(事案を簡略化して説明します。)
被相続人Hは甲不動産(評価額7000万円)と乙不動産(評価額4000万円)を所有していました。また、預貯金1000万円を有していました。
平成3年5月19日、Hは長女Aとの間で、乙不動産に関する死因贈与契約を締結しました。
平成3年5月28日、Hは「長男Bに甲不動産を相続させる。二女Cに預貯金を相続させる。」旨の遺言を作成しました。
平成7年7月31日、Hが死亡しました。Hの法定相続人は、長女A、長男B及び二女Cの3人でした。
CはAとBに対して遺留分減殺請求を行いました。
裁判所:東京高等裁判所
裁判年月日:平成12年3月8日
旧民法1033条(現1047条)によれば、遺贈と生前贈与がある場合、遺贈からまず減殺請求を行うこととなります。

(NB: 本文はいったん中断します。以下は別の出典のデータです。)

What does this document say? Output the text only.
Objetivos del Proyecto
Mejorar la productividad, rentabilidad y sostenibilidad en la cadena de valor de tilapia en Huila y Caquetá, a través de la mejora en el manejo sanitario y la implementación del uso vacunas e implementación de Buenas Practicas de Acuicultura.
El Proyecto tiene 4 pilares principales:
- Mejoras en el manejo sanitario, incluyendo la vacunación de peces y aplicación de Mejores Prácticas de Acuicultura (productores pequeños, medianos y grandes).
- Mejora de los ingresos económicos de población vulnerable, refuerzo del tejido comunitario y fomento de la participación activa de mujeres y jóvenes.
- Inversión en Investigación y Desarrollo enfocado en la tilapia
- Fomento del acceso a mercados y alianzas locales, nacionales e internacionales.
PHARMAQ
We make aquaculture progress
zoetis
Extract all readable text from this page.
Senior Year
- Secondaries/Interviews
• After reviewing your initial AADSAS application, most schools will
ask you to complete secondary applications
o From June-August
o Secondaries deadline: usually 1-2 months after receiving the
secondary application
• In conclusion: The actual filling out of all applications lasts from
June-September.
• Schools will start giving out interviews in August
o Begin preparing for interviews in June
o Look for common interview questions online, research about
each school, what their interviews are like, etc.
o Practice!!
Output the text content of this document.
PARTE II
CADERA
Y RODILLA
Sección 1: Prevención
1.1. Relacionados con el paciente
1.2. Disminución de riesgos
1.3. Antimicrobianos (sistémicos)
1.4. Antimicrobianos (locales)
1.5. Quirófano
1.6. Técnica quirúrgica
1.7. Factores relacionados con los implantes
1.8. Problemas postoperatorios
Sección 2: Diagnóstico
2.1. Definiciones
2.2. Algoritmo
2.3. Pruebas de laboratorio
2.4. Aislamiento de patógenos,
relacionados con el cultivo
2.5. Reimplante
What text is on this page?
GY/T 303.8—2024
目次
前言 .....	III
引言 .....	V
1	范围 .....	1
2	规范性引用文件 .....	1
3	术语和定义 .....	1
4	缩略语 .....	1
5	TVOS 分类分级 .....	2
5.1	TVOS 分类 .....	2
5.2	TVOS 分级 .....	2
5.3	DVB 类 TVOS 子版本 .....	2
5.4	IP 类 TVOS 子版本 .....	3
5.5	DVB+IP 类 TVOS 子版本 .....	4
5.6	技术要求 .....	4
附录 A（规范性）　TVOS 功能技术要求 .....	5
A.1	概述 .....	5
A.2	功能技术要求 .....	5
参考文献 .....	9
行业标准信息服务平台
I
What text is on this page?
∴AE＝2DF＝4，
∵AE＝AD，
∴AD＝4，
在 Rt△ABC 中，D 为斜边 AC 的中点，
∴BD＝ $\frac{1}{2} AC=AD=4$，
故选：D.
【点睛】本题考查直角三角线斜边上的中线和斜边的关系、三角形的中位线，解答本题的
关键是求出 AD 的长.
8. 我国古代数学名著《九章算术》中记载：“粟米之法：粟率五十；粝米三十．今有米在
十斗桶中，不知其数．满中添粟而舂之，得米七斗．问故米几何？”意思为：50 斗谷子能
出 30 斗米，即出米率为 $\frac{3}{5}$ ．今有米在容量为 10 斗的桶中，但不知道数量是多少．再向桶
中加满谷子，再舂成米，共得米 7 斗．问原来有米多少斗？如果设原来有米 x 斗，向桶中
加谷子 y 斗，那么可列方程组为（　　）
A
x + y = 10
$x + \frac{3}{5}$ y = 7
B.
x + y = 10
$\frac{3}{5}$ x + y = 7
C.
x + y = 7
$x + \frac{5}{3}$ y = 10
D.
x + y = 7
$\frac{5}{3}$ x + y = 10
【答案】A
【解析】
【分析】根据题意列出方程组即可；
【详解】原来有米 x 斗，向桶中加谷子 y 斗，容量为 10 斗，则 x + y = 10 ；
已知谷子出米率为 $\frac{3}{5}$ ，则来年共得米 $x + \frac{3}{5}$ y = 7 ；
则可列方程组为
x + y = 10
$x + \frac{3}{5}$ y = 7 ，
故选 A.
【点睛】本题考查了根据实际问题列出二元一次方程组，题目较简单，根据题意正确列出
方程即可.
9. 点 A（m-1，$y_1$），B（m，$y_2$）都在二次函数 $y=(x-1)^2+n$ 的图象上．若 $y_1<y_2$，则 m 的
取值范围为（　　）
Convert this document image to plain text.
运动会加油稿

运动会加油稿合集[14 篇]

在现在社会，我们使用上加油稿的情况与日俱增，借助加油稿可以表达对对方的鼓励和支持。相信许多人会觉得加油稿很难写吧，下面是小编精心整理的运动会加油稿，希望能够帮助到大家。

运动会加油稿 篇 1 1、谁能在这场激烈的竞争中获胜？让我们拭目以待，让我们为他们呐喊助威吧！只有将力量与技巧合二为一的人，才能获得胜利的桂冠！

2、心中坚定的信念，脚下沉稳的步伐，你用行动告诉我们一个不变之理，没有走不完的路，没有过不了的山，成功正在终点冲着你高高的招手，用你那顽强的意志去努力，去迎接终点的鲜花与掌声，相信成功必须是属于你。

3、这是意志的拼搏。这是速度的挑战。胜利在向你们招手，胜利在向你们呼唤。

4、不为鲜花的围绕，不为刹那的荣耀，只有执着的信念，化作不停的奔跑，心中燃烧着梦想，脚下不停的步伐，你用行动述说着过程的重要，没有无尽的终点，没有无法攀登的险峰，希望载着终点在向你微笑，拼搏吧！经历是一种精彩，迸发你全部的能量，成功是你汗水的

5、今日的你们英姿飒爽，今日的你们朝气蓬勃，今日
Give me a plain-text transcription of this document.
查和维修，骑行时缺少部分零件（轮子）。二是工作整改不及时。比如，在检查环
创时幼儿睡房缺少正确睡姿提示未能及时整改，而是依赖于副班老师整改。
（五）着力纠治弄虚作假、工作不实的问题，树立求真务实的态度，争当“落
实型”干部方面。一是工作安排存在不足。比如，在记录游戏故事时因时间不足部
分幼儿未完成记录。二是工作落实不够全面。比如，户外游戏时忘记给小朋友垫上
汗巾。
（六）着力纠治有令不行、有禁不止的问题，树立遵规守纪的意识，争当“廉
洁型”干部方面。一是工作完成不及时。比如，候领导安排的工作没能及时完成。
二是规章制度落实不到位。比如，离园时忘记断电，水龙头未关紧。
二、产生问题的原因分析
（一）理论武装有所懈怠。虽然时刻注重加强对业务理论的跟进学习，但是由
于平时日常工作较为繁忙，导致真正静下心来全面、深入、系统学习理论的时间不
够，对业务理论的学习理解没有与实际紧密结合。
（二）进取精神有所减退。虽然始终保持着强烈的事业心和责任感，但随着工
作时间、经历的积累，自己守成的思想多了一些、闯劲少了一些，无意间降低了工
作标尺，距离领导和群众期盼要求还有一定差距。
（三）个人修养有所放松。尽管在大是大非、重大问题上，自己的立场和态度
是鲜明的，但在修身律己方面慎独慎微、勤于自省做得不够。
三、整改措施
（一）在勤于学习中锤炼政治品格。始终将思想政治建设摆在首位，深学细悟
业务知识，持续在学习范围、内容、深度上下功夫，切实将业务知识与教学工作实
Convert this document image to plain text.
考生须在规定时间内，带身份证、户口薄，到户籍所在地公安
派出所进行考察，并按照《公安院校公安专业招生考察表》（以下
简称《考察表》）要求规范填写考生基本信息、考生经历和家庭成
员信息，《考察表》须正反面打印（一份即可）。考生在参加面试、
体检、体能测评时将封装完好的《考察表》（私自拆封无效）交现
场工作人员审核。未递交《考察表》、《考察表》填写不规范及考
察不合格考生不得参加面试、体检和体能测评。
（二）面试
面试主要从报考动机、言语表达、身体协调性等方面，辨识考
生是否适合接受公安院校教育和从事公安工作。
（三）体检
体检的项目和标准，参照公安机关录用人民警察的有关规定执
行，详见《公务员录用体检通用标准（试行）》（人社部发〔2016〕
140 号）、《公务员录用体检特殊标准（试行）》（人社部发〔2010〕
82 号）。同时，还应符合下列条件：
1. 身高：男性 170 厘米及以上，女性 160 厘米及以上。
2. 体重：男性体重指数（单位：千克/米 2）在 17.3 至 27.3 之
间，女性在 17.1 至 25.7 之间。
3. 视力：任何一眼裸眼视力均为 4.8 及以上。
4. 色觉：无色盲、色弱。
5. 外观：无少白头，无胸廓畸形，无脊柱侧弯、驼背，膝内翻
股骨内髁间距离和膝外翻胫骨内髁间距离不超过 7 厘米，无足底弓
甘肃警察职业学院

他方、民法554条では、死因贈与は「遺贈に関する規定を準用する」と規定されています。
そこで、死因贈与と遺贈がなされている場合、死因贈与を贈与として扱い、遺贈を先に減殺するか、あるいは遺贈として扱い、死因贈与と遺贈を同時に減殺するか、が問題となります。
東京高裁は、「死因贈与も、生前贈与と同じく契約締結によって成立するものであるという点では、贈与としての性質を有していることは否定すべくもないのであるから、死因贈与は、遺贈と同様に取り扱うというよりはむしろ贈与として取り扱うのが相当であり、ただ民法1033条及び1035条の趣旨に鑑み、通常の生前贈与よりも遺贈に近い贈与として、遺贈に次いで、生前贈与より先に減殺の対象とすべきものと解するのが相当である。」と述べて、遺贈を先に減殺すべきとの見解を示しました。
そして、本件においては、Cの遺留分の額は(7000万円+4000万円+1000万円)÷6=2000万円であり、Cの遺留分侵害額は2000万円-1000万円=1000万円であるから、Bに対する遺留分減殺請求によって侵害された遺留分全額を回復することができることになり、Aに対する遺留分減殺請求をする必要はない、と判断しました。
なお、本判決では、「相続させる」遺言は遺贈と同様に扱うべきであることについても肯定しています。